Actusf : Quelles sont les caractéristiques vampiriques de Lord Ruthven ?

"On comprend, par la manière dont il semble capable de revenir d’entre les morts, qu’il est immortel, mais il ne fait pas montre d’attributs surnaturels, en dehors de son magnétisme quasi animal."

Adrien Party : Si Ruthven partage avec les femmes vampires de la poésie romantique une séduction capable de conduire au trépas ses victimes, il incarne le premier vampire notable de sexe masculin. Et si son appartenance à l’aristocratie permettait à Polidori de régler ses comptes avec Byron, elle a depuis fait école (Sheridan le Fanu et Bram Stoker ont repris ce trait dans leurs romans respectifs). Pour autant, les caractéristiques du personnage sont relativement peu détaillées. On comprend, par la manière dont il semble capable de revenir d’entre les morts, qu’il est immortel, mais il ne fait pas montre d’attributs surnaturels, en dehors de son magnétisme quasi animal.

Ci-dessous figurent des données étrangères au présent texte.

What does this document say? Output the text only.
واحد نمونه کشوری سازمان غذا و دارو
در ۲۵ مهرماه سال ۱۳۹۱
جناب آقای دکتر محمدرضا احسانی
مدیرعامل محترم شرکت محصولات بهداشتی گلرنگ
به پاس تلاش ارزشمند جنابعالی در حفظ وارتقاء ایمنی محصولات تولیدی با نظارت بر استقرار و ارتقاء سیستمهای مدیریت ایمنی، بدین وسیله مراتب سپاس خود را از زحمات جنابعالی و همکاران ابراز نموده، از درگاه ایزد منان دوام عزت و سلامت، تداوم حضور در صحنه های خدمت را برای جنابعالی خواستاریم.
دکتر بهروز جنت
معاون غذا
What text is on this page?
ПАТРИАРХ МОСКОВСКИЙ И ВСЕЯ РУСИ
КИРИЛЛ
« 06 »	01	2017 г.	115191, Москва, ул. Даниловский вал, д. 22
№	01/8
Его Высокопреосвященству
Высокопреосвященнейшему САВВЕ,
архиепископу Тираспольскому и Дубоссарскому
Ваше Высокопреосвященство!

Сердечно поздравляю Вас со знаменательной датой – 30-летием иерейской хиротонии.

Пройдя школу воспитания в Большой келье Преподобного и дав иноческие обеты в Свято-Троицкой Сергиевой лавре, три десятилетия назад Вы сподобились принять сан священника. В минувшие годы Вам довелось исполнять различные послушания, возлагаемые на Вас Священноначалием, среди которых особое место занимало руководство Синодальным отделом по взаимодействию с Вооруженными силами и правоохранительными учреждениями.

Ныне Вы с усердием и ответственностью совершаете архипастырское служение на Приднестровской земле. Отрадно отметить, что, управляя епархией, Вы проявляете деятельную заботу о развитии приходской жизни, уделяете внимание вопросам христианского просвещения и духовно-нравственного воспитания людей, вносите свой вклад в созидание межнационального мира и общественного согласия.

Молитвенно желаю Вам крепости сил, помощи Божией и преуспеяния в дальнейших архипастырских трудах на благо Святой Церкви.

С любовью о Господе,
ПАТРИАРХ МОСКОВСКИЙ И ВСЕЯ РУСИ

Actusf : Est-ce que ce roman se lit encore bien en 2019 ?

Adrien Party : Les traductions commençaient à dater. Quand il a été réédité il y a quelques années au sein de la collection Frisson, le roman l’a été dans une version très datée. Il existe certes une traduction par Jean-Claude Aguerre, mais elle remonte à 1996, et a été confinée à la collection Babel chez Actes Sud. En tant que spécialiste de la figure du vampire, il me semble intéressant que ces textes fondateurs restent disponibles, et que les traductions soient dépoussiérées pour faciliter l’immersion du lecteur. En raison du style assez poussif de Polidori, il s’agit néanmoins d’un des romans fondateurs avec lequel j’ai le plus de mal : je lui préfère de loin le Carmilla de Le Fanu. Pour autant, on peut difficilement avoir une vision d’ensemble de la thématique sans s’y frotter, compte tenu de son rôle de précurseur. Finalement, ce qui me passionne le plus dans ce texte, c’est autant l’histoire de sa genèse (qui n’a pas fini de faire travailler les créatifs) que l’engouement qui l’a suivi. Sans ce roman, je ne suis pas sûr que la figure du vampire aurait connu ce premier fleurissement éditorial (ni les suivants).